3 - Weapon

4.5K 683 126
                                    

BEL sekolah berdering tepat saat kedua mata Astron sudah mencapai batas terjaganya. Bagai mendengar lonceng penyelamatan, nyawanya yang sempat lenyap satu persatu karena mendengarkan ocehan guru sejarahnya dengan cepat terkumpul kembali.

"Cukup materi kita hari ini. Sampai jumpa di pertemuan—"

Tidak ada murid di kelas Astron yang tertarik mendengar kalimat lanjutan dari sang guru, termasuk dirinya sendiri. Mereka semua langsung berhamburan keluar kelas dengan senyum lebar tercetak di wajah, tak sedikit pun merasa tidak enak karena sudah bersikap kurang ajar kepada guru malang itu.

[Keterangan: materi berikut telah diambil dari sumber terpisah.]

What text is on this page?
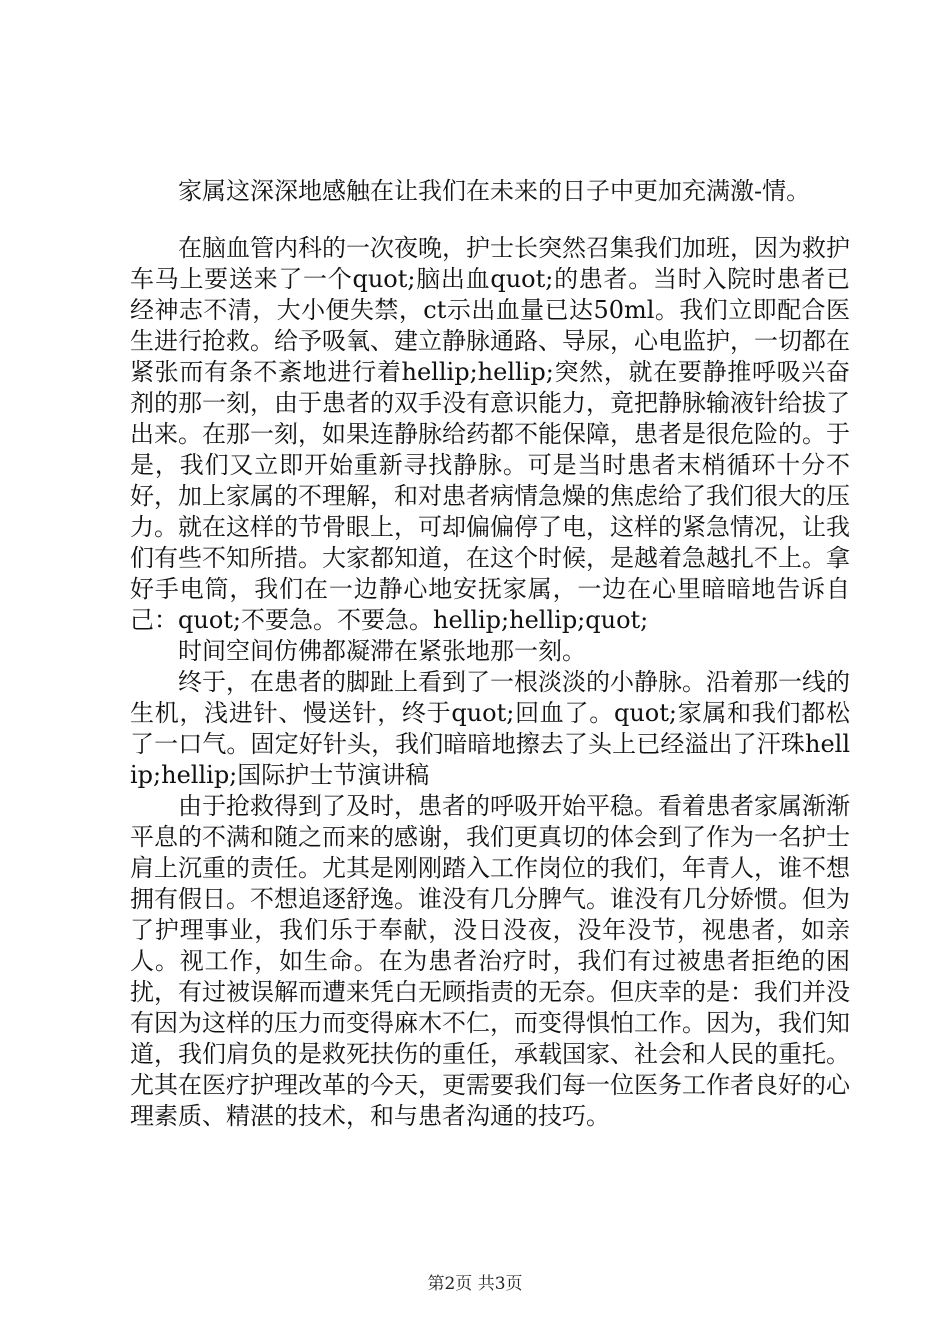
家属这深深地感触在让我们在未来的日子中更加充满激-情。

在脑血管内科的一次夜晚，护士长突然召集我们加班，因为救护车马上要送来了一个quot;脑出血quot;的患者。当时入院时患者已经神志不清，大小便失禁，ct示出血量已达50ml。我们立即配合医生进行抢救。给予吸氧、建立静脉通路、导尿，心电监护，一切都在紧张而有条不紊地进行着hellip;hellip;突然，就在要静推呼吸兴奋剂的那一刻，由于患者的双手没有意识能力，竟把静脉输液针给拔了出来。在那一刻，如果连静脉给药都不能保障，患者是很危险的。于是，我们又立即开始重新寻找静脉。可是当时患者末梢循环十分不好，加上家属的不理解，和对患者病情急燥的焦虑给了我们很大的压力。就在这样的节骨眼上，可却偏偏停了电，这样的紧急情况，让我们有些不知所措。大家都知道，在这个时候，是越着急越扎不上。拿好手电筒，我们在一边静心地安抚家属，一边在心里暗暗地告诉自己：quot;不要急。不要急。hellip;hellip;quot;

时间空间仿佛都凝滞在紧张地那一刻。

终于，在患者的脚趾上看到了一根淡淡的小静脉。沿着那一线的生机，浅进针、慢送针，终于quot;回血了。quot;家属和我们都松了一口气。固定好针头，我们暗暗地擦去了头上已经溢出了汗珠hellip;hellip;国际护士节演讲稿

由于抢救得到了及时，患者的呼吸开始平稳。看着患者家属渐渐平息的不满和随之而来的感谢，我们更真切的体会到了作为一名护士肩上沉重的责任。尤其是刚刚踏入工作岗位的我们，年青人，谁不想拥有假日。不想追逐舒逸。谁没有几分脾气。谁没有几分娇惯。但为了护理事业，我们乐于奉献，没日没夜，没年没节，视患者，如亲人。视工作，如生命。在为患者治疗时，我们有过被患者拒绝的困扰，有过被误解而遭来凭白无顾指责的无奈。但庆幸的是：我们并没有因为这样的压力而变得麻木不仁，而变得惧怕工作。因为，我们知道，我们肩负的是救死扶伤的重任，承载国家、社会和人民的重托。尤其在医疗护理改革的今天，更需要我们每一位医务工作者良好的心理素质、精湛的技术，和与患者沟通的技巧。

第2页 共3页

Seperti biasa, Astron akan mampir ke kelas adik kembarnya setelah ia menyempatkan diri untuk berbincang sedikit dengan teman-teman sekelasnya. Percakapan adalah hal penting, bukan? Itulah yang membuat Astron memiliki banyak teman dan kenalan di sekelilingnya. Tidak seperti gadis berwajah datar yang tengah menunggunya di samping kelasnya itu.

Alyster bersedekap saat melihat kedatangan Astron. Sekejam-kejamnya Alyster, dia merupakan seorang yang cukup pengertian, terutama kepada Astron yang secara teknis adalah orang yang paling berperan banyak dalam hidupnya. Alyster tidak hanya menganggap Astron sebagai kakak, sebab sikapnya yang terkadang sok bijak mengingatkannya kepada figur kakek; sikap protektifnya membuat Alyster merasa memiliki ayah; kepeduliannya terasa bagai seorang sahabat; dan kelakuan menjengkelkannya meyakinkan Alyster bahwa Astron juga merupakan musuh terbesarnya.

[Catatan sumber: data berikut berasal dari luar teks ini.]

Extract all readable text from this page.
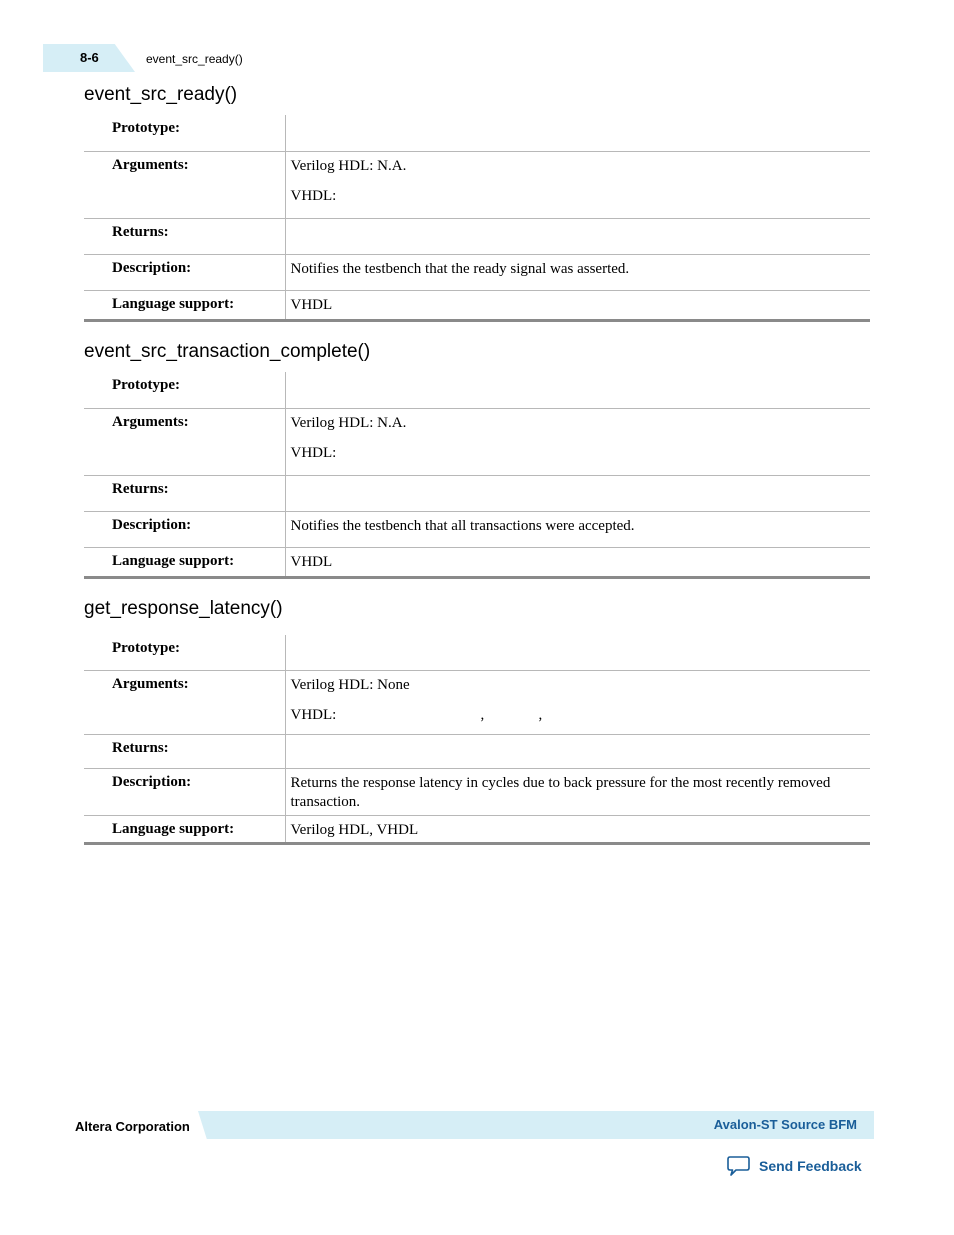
8-6	event_src_ready()
event_src_ready()
Prototype:	

Arguments:	Verilog HDL: N.A.
VHDL:

Returns:	

Description:	Notifies the testbench that the ready signal was asserted.

Language support:	VHDL
event_src_transaction_complete()
Prototype:	

Arguments:	Verilog HDL: N.A.
VHDL:

Returns:	

Description:	Notifies the testbench that all transactions were accepted.

Language support:	VHDL
get_response_latency()
Prototype:	

Arguments:	Verilog HDL: None
VHDL: , ,

Returns:	

Description:	Returns the response latency in cycles due to back pressure for the most recently removed transaction.

Language support:	Verilog HDL, VHDL
Altera Corporation	Avalon-ST Source BFM
Send Feedback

Tak peduli selama apapun Alyster harus menunggu Astron, ia tidak akan pulang tanpa kakak kembarnya. Ia tidak mau Astron merasa tidak enak sampai harus memotong waktunya bersama teman-temannya hanya karena enggan membuat Alyster menunggu lebih lama.

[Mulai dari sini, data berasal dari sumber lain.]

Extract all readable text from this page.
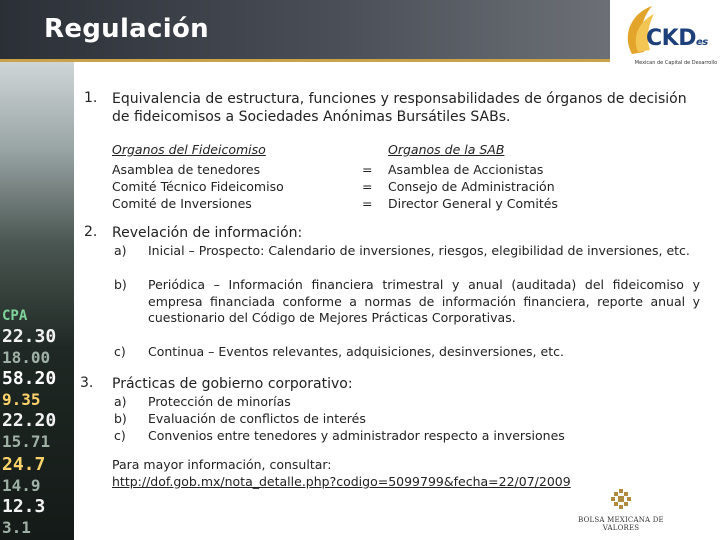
Regulación	CKDes
Mexican de Capital de Desarrollo
CPA
22.30
18.00
58.20
9.35
22.20
15.71
24.7
14.9
12.3
3.1
1. Equivalencia de estructura, funciones y responsabilidades de órganos de decisión de fideicomisos a Sociedades Anónimas Bursátiles SABs.
Organos del Fideicomiso	Organos de la SAB
Asamblea de tenedores	= Asamblea de Accionistas
Comité Técnico Fideicomiso	= Consejo de Administración
Comité de Inversiones	= Director General y Comités
2. Revelación de información:
a) Inicial – Prospecto: Calendario de inversiones, riesgos, elegibilidad de inversiones, etc.
b) Periódica – Información financiera trimestral y anual (auditada) del fideicomiso y empresa financiada conforme a normas de información financiera, reporte anual y cuestionario del Código de Mejores Prácticas Corporativas.
c) Continua – Eventos relevantes, adquisiciones, desinversiones, etc.
3. Prácticas de gobierno corporativo:
a) Protección de minorías
b) Evaluación de conflictos de interés
c) Convenios entre tenedores y administrador respecto a inversiones
Para mayor información, consultar:
http://dof.gob.mx/nota_detalle.php?codigo=5099799&fecha=22/07/2009
BOLSA MEXICANA DE VALORES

"Jadi, kau mau pulang dulu atau langsung ke rumah Paman Hannes?" Astron bertanya saat mereka berdua baru melangkah keluar dari gerbang.

Alyster mengecek arlojinya. Pukul tiga sore. "Langsung ke rumah Paman Hannes saja supaya ada lebih banyak waktu buat kita berlatih."

Otak Astron sebenarnya butuh istirahat setelah menempuh berjam-jam waktu pelajaran yang suntuk. Tetapi ia tahu adiknya benar. Tiga belas misi ada di depan mata dan mereka tidak boleh menggagalkannya kecuali mereka ingin keluarga Leeds bangun dalam keadaan buruk rupa karena mereka gagal menyelesaikan misi.

(-)

Sesi latihan tak tanggung-tanggung berlangsung begitu keras. Astron dan Alyster baru tahu kalau ternyata Paman Hannes adalah seorang pensiunan militer yang punya segudang bakat mengoperasikan senjata dan bertarung jarak dekat.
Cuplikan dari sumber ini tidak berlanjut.